265. But from the things he has set forth concerning the gravity of his adversity and the greatness of his humiliation, someone could suspect that he, as though recognizing the gravity of his sins, had humbled himself by doing penance, judging himself afflicted for his sins, which Eliphaz wished to suggest when he said: Behold, among his holy ones no one is immutable, etc. And therefore, to remove this, he says: These things I have suffered without iniquity of my hand, by which he excludes from himself sins of works; but he adds: while I had clean prayers to God, so as to exclude from himself the sin of lack of devotion and of omission. In this he seems to answer what Zophar had said above in 11:14: If you remove the iniquity that is in your hand, you will be able to lift up your hand without stain. But to exclude Job’s innocence, Eliphaz had already twice used an argument taken from the fragility of earthly nature: for above in 4:18 he had said: Behold, those who serve him are not stable, how much more those who dwell in houses of clay; and afterwards above in 15:15 he had repeated the same, saying: The heavens are not clean in his sight; how much more abominable and useless is man. And therefore, to exclude this, he adds: Earth, do not cover my blood; and by blood he understands the affliction of his body.

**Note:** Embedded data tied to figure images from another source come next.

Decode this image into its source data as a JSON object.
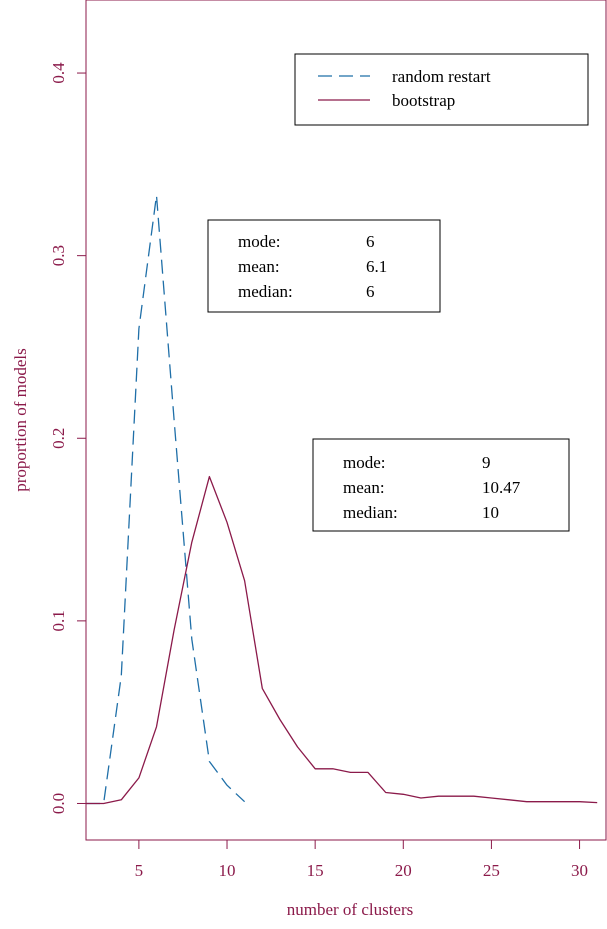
{
  "chart_data": {
    "type": "line",
    "xlabel": "number of clusters",
    "ylabel": "proportion of models",
    "xlim": [
      2,
      31.5
    ],
    "ylim": [
      -0.02,
      0.44
    ],
    "x_ticks": [
      "5",
      "10",
      "15",
      "20",
      "25",
      "30"
    ],
    "y_ticks": [
      "0.0",
      "0.1",
      "0.2",
      "0.3",
      "0.4"
    ],
    "axis_color": "#8b1a4a",
    "legend_position": "top-right",
    "series": [
      {
        "name": "random restart",
        "style": "dashed",
        "color": "#1f6fa8",
        "x": [
          2,
          3,
          4,
          5,
          6,
          7,
          8,
          9,
          10,
          11
        ],
        "y": [
          0.0,
          0.0,
          0.07,
          0.26,
          0.333,
          0.21,
          0.09,
          0.023,
          0.01,
          0.001
        ]
      },
      {
        "name": "bootstrap",
        "style": "solid",
        "color": "#8b1a4a",
        "x": [
          2,
          3,
          4,
          5,
          6,
          7,
          8,
          9,
          10,
          11,
          12,
          13,
          14,
          15,
          16,
          17,
          18,
          19,
          20,
          21,
          22,
          23,
          24,
          25,
          26,
          27,
          28,
          29,
          30,
          31
        ],
        "y": [
          0.0,
          0.0,
          0.002,
          0.014,
          0.042,
          0.095,
          0.143,
          0.179,
          0.154,
          0.122,
          0.063,
          0.046,
          0.031,
          0.019,
          0.019,
          0.017,
          0.017,
          0.006,
          0.005,
          0.003,
          0.004,
          0.004,
          0.004,
          0.003,
          0.002,
          0.001,
          0.001,
          0.001,
          0.001,
          0.0005
        ]
      }
    ],
    "annotations": [
      {
        "rows": [
          {
            "label": "mode:",
            "value": "6"
          },
          {
            "label": "mean:",
            "value": "6.1"
          },
          {
            "label": "median:",
            "value": "6"
          }
        ]
      },
      {
        "rows": [
          {
            "label": "mode:",
            "value": "9"
          },
          {
            "label": "mean:",
            "value": "10.47"
          },
          {
            "label": "median:",
            "value": "10"
          }
        ]
      }
    ]
  }
}
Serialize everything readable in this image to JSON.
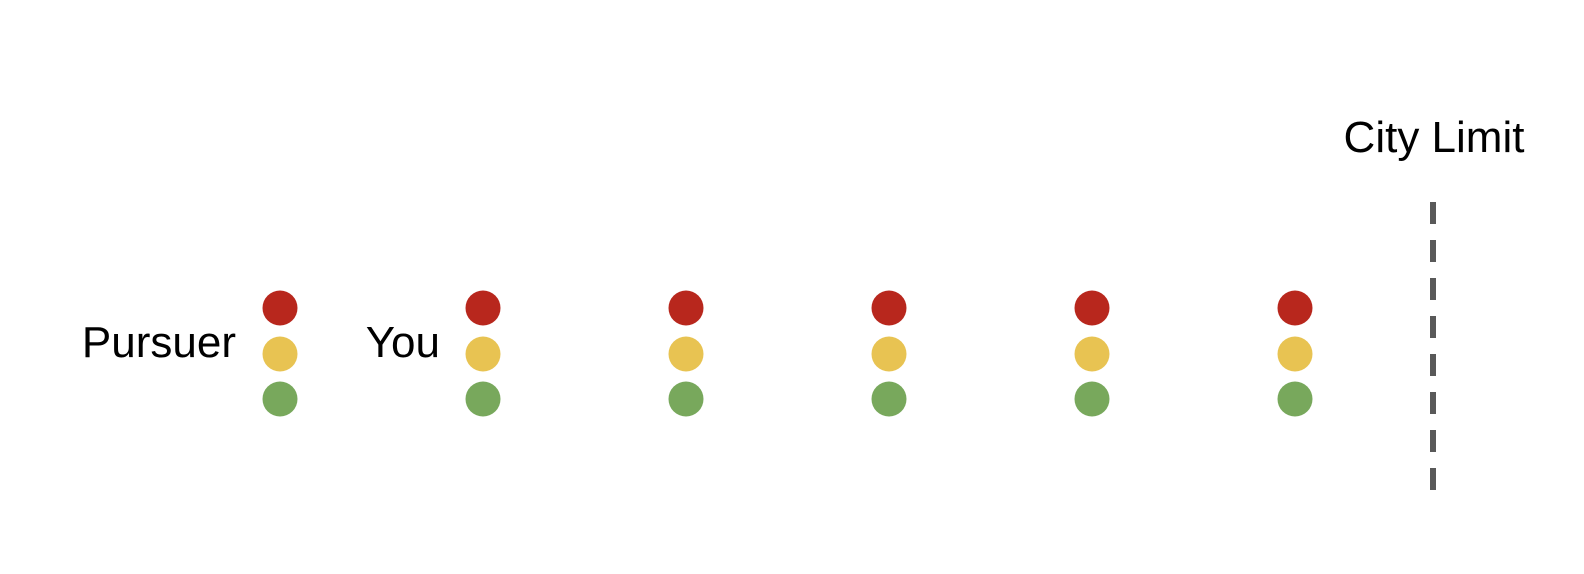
{
  "labels": {
    "pursuer": "Pursuer",
    "you": "You",
    "city_limit": "City Limit"
  },
  "traffic_lights": {
    "count": 6,
    "lamps": [
      "red",
      "yellow",
      "green"
    ]
  },
  "colors": {
    "red": "#b8271d",
    "yellow": "#e8c352",
    "green": "#78a85c",
    "limit_line": "#595959",
    "text": "#000000"
  }
}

But this blood would be covered if it had been poured out for fault, for in that case it would have no glory; and it would be covered by the earth if, on the occasion of earthly frailty, a presumption concerning a preceding fault were presumed. But if his blood was poured out without fault, he had a just complaint against the one who poured it out, as is said in Genesis 4:10: Behold, the voice of your brother’s blood cries out to me from the earth. But this cry would lie hidden if his complaint seemed unjust, as though of one who had been punished for fault, and therefore he adds: nor let my cry find a place in you to lie hidden, namely, so that, because of the fragility of earthly conversation, I should seem to complain unjustly, as though I were punished for fault. Now it is true that it is difficult for man to conduct himself in earthly conversation without the iniquity of mortal sin, yet it is not impossible, with God assisting through grace, who is also the witness of interior purity; and therefore he adds: For behold, my witness is in heaven, as if to say: therefore the earth cannot cover my blood, because the testimony of heaven is greater than the presumption taken from the frailty of the earth. But this witness of heaven is fitting, because he also searches out the secrets of conscience, whence he adds: and the one who knows me is on high, as if to say: therefore my cry cannot find a place to lie hidden in the lowest part of the earth, because my conscience is known on high.